Note: if my regex has an error in it, I apologize... I have been using Lua for the last few months, so I may be mixing my regex rules. Otherwise, the '?!' is proper lookahead syntax for PHP.
I have an input field where both regular text and sprintf tags can be entered.
Example: some text here. %1$s done %2$d times
How do I validate the sprintf parts so its not possible them wrong like %$1s ?
The text is utf-8 and as far as I know regex only match latin-1 characters.
www.regular-expressions.info does not list /u anywhere, which I think is used to tell that string is unicode.
Is the best way to just search the whole input field string for % or $ and if either found then apply the regex to validate the sprintf parts ?
I think the regex would be: /%\d\$(s|d|u|f)/u
I originally used Gumbo's regex to parse sprintf directives, but I immediately ran into a problem when trying to parse something like %1.2f. I ended up going back to PHP's sprintf manual and wrote the regex according to its rules. By far I'm not a regex expert, so I'm not sure if this is the cleanest way to write it:
/%(?:\d+\$)?[+-]?(?:[ 0]|'.{1})?-?\d*(?:\.\d+)?[bcdeEufFgGosxX]/
The UTF-8 modifier is not necessary unless you use UTF-8 in your pattern. And beside that the sprintf format is more complex, try the following
/%(?:\d+\$)?[dfsu]/
This would match both the %s and %1$s format.
But if you want to check every occurrence of % and whether a valid sprintf() format is following, regular expressions would not be a good choice. A sequential parser would be better.
This is what I ended up with, and its working.
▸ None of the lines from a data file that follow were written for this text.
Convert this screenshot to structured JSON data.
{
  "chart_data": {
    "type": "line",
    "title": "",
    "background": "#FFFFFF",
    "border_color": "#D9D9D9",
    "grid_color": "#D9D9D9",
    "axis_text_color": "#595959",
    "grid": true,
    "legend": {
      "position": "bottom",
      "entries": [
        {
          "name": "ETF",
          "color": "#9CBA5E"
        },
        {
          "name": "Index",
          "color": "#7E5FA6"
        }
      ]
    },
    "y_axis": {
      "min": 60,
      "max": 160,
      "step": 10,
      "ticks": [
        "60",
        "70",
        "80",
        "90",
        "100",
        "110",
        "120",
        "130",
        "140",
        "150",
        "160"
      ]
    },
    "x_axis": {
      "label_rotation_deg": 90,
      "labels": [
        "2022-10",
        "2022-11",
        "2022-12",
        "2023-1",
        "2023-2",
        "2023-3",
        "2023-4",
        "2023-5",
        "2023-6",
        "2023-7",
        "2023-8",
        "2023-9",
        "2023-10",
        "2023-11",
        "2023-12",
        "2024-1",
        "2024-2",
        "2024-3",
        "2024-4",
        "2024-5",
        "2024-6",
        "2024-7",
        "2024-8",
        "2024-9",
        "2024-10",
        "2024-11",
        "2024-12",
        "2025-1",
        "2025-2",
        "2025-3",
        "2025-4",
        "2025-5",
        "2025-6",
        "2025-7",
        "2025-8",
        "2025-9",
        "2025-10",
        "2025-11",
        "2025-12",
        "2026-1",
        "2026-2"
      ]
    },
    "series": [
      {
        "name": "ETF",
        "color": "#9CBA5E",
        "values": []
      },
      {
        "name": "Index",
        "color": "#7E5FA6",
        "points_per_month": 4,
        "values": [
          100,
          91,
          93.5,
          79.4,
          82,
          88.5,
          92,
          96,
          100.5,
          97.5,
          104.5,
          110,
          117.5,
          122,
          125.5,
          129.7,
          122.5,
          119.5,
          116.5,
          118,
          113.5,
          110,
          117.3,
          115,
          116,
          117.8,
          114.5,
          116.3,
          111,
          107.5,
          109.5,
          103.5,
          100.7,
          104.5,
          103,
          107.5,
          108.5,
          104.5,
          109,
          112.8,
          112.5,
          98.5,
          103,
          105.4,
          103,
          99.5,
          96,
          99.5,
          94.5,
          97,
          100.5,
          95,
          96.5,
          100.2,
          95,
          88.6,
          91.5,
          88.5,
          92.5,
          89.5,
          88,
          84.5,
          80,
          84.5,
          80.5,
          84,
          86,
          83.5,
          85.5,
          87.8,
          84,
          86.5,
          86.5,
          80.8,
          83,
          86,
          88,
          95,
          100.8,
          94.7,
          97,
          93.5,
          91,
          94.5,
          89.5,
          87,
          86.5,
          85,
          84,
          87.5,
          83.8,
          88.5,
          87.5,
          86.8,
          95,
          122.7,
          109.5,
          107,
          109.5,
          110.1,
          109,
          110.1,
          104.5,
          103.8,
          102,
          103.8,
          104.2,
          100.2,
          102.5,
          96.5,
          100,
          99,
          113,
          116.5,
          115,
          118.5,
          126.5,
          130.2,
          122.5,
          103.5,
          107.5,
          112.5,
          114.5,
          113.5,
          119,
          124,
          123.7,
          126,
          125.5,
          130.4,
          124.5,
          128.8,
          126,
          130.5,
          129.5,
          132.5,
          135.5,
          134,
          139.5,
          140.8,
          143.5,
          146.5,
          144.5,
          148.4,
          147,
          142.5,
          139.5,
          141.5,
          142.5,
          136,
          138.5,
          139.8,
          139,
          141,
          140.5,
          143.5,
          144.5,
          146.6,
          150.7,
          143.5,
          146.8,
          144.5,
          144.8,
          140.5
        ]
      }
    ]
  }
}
// Always use server validation even if you have JS validation
if (!isset($_POST['input']) || empty($_POST['input'])) {
// Do stuff
} else {
$matches = explode(' ',$_POST['input']);
$validInput = true;
foreach ($matches as $m) {
// Check if a slice contains %$[number] as it indicates a sprintf format
if (preg_match('/[%\d\$]+/',$m) > 0) {
// Match found. Now check if its a valid sprintf format
if ($validInput === false || preg_match('/^%(?:\d+\$)?[dfsu]$/u',$m)===0) { // no match found
$validInput = false;
break; // Invalid sprintf format found. Abort
}
}
}
if ($validInput === false) {
// Do stuff when input is NOT valid
}
}
Thank you Gumbo for the regex pattern that matches both with and without order marking.
Edit: I realized that searching for % is wrong, since nothing will be checked if its forgotten/omitted. Above is new code.
"$validInput === false ||" can be omitted in the last if-statement, but I included it for completeness.